LE ‘POINT DE LUNEVILLE’ :

Le Point de Lunéville est une technique de broderie apparue à Lunéville vers 1810. Dans le but d’imiter, par un procédé de broderie, certaines dentelles comme Venise, Bruges, Valenciennes .. Lunéville va se spécialiser dans une technique de broderie sur tulle de coton. D’abord travaillant à l’aiguille, on fait rapidement usage du crochet. Cette technique prend alors la dénomination de « Point de Lunéville » Elle connait une grande vogue durant de nombreuses années.
Le travail à domicile a permis à cette activité de broderie d’être extrêmement populaire, et ce patrimoine est véritablement un patrimoine collectif, peu de famille en Lorraine n’ont pas eu une brodeuse à la maison.

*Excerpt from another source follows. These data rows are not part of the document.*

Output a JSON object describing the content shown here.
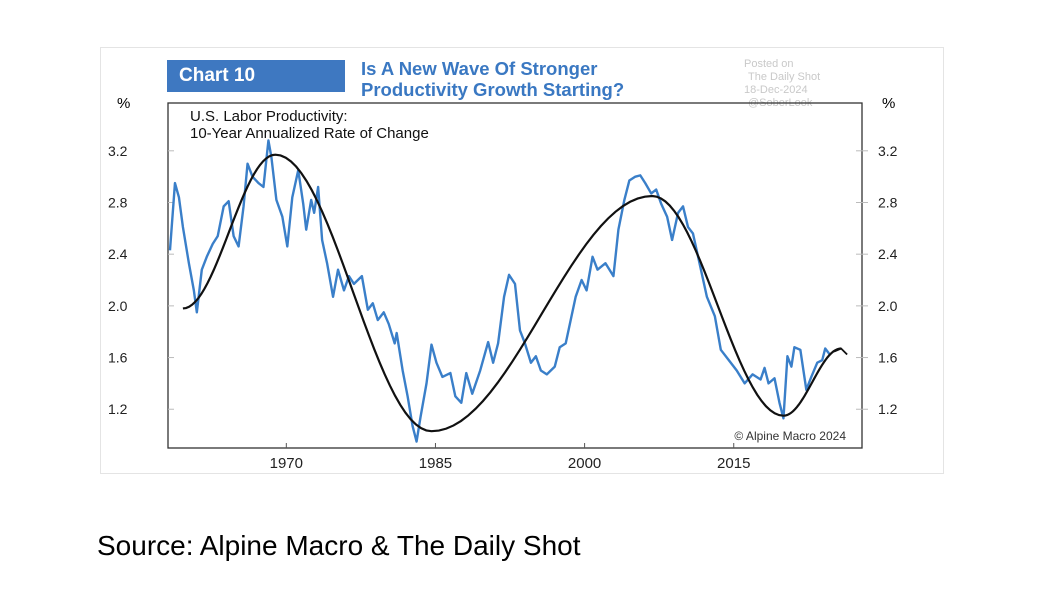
{
  "header": {
    "chart_label": "Chart 10",
    "title_line1": "Is A New Wave Of Stronger",
    "title_line2": "Productivity Growth Starting?",
    "watermark": [
      "Posted on",
      "The Daily Shot",
      "18-Dec-2024",
      "@SoberLook"
    ]
  },
  "source": "Source: Alpine Macro & The Daily Shot",
  "chart_data": {
    "type": "line",
    "title": "U.S. Labor Productivity:",
    "subtitle": "10-Year Annualized Rate of Change",
    "ylabel_left": "%",
    "ylabel_right": "%",
    "annotation": "© Alpine Macro 2024",
    "xlim": [
      1958.1,
      2027.9
    ],
    "ylim": [
      0.9,
      3.57
    ],
    "xticks": [
      1970,
      1985,
      2000,
      2015
    ],
    "xtick_labels": [
      "1970",
      "1985",
      "2000",
      "2015"
    ],
    "yticks": [
      1.2,
      1.6,
      2.0,
      2.4,
      2.8,
      3.2
    ],
    "ytick_labels": [
      "1.2",
      "1.6",
      "2.0",
      "2.4",
      "2.8",
      "3.2"
    ],
    "grid": false,
    "colors": {
      "actual": "#3a7fc9",
      "trend": "#111111",
      "title_box": "#3e78c1",
      "title_text": "#3a78c2"
    },
    "series": [
      {
        "x": [
          1958.3,
          1958.8,
          1959.2,
          1959.6,
          1960.2,
          1960.7,
          1961,
          1961.5,
          1962,
          1962.6,
          1963.1,
          1963.7,
          1964.2,
          1964.7,
          1965.2,
          1965.7,
          1966.1,
          1966.6,
          1967.2,
          1967.7,
          1968.2,
          1968.5,
          1969,
          1969.6,
          1970.1,
          1970.6,
          1971.2,
          1971.7,
          1972,
          1972.5,
          1972.8,
          1973.2,
          1973.6,
          1974.1,
          1974.7,
          1975.2,
          1975.8,
          1976.3,
          1976.8,
          1977.6,
          1978.2,
          1978.7,
          1979.2,
          1979.8,
          1980.3,
          1980.9,
          1981.1,
          1981.7,
          1982.2,
          1982.7,
          1983.1,
          1983.5,
          1984.1,
          1984.6,
          1985.1,
          1985.7,
          1986.5,
          1987,
          1987.6,
          1988.1,
          1988.7,
          1989.5,
          1990.3,
          1990.8,
          1991.3,
          1991.9,
          1992.4,
          1993,
          1993.5,
          1994,
          1994.6,
          1995.1,
          1995.6,
          1996.2,
          1997,
          1997.5,
          1998.1,
          1998.6,
          1999.1,
          1999.7,
          2000.2,
          2000.8,
          2001.3,
          2002.1,
          2002.9,
          2003.4,
          2004,
          2004.5,
          2005.1,
          2005.6,
          2006.1,
          2006.7,
          2007.2,
          2007.7,
          2008.3,
          2008.8,
          2009.4,
          2009.9,
          2010.4,
          2010.9,
          2011.5,
          2012.3,
          2013.1,
          2013.7,
          2014.5,
          2015.3,
          2016.1,
          2016.9,
          2017.7,
          2018.1,
          2018.5,
          2019.1,
          2019.6,
          2020,
          2020.4,
          2020.8,
          2021.1,
          2021.7,
          2022.3,
          2022.8,
          2023.4,
          2023.9,
          2024.2,
          2024.7
        ],
        "y": [
          2.43,
          2.95,
          2.84,
          2.61,
          2.33,
          2.12,
          1.95,
          2.28,
          2.38,
          2.48,
          2.54,
          2.77,
          2.81,
          2.54,
          2.46,
          2.77,
          3.1,
          3.0,
          2.95,
          2.92,
          3.28,
          3.15,
          2.82,
          2.69,
          2.46,
          2.84,
          3.05,
          2.79,
          2.59,
          2.82,
          2.72,
          2.92,
          2.51,
          2.33,
          2.07,
          2.28,
          2.12,
          2.23,
          2.17,
          2.23,
          1.97,
          2.02,
          1.89,
          1.95,
          1.86,
          1.71,
          1.79,
          1.5,
          1.3,
          1.07,
          0.95,
          1.14,
          1.4,
          1.7,
          1.56,
          1.45,
          1.48,
          1.3,
          1.25,
          1.48,
          1.32,
          1.5,
          1.72,
          1.56,
          1.71,
          2.07,
          2.24,
          2.17,
          1.81,
          1.71,
          1.56,
          1.61,
          1.5,
          1.47,
          1.53,
          1.68,
          1.71,
          1.89,
          2.07,
          2.2,
          2.12,
          2.38,
          2.28,
          2.33,
          2.23,
          2.59,
          2.82,
          2.97,
          3.0,
          3.01,
          2.95,
          2.87,
          2.9,
          2.79,
          2.69,
          2.51,
          2.72,
          2.77,
          2.61,
          2.56,
          2.35,
          2.07,
          1.92,
          1.66,
          1.58,
          1.5,
          1.4,
          1.47,
          1.43,
          1.52,
          1.4,
          1.44,
          1.25,
          1.13,
          1.61,
          1.53,
          1.68,
          1.66,
          1.35,
          1.45,
          1.56,
          1.58,
          1.67,
          1.62
        ]
      },
      {
        "x": [
          1959.6,
          1968.9,
          1984.6,
          2006.8,
          2020.0,
          2025.8
        ],
        "y": [
          1.98,
          3.17,
          1.03,
          2.85,
          1.15,
          1.67
        ]
      }
    ]
  }
}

La broderie était connue comme l’activité dominante de cette région.
Ainsi, Lunéville produit, confectionnés sur tulle, robes, aubes et surplis, nappes d’autel, robes de baptême, bonnets et bavoirs, châles etc … Par contrainte commerciale, cette production amorce son déclin dès la seconde moitié du 19ème, talonnée par la montée en puissance de la broderie perlée (fin du 19ème) La seconde guerre marque l’arrêt de la production.
Les années passèrent et le point de Lunéville sombra dans l’oubli. C’est sous l’impulsion du Conservatoire qu’il pu retrouver enfin sa place dans notre paysage patrimonial, et c’est peut-être cette longue absence qui paradoxalement, le mis en lumière et permis d’en valoriser toute la qualité artistique de ce qui a été un véritable métier d‘art.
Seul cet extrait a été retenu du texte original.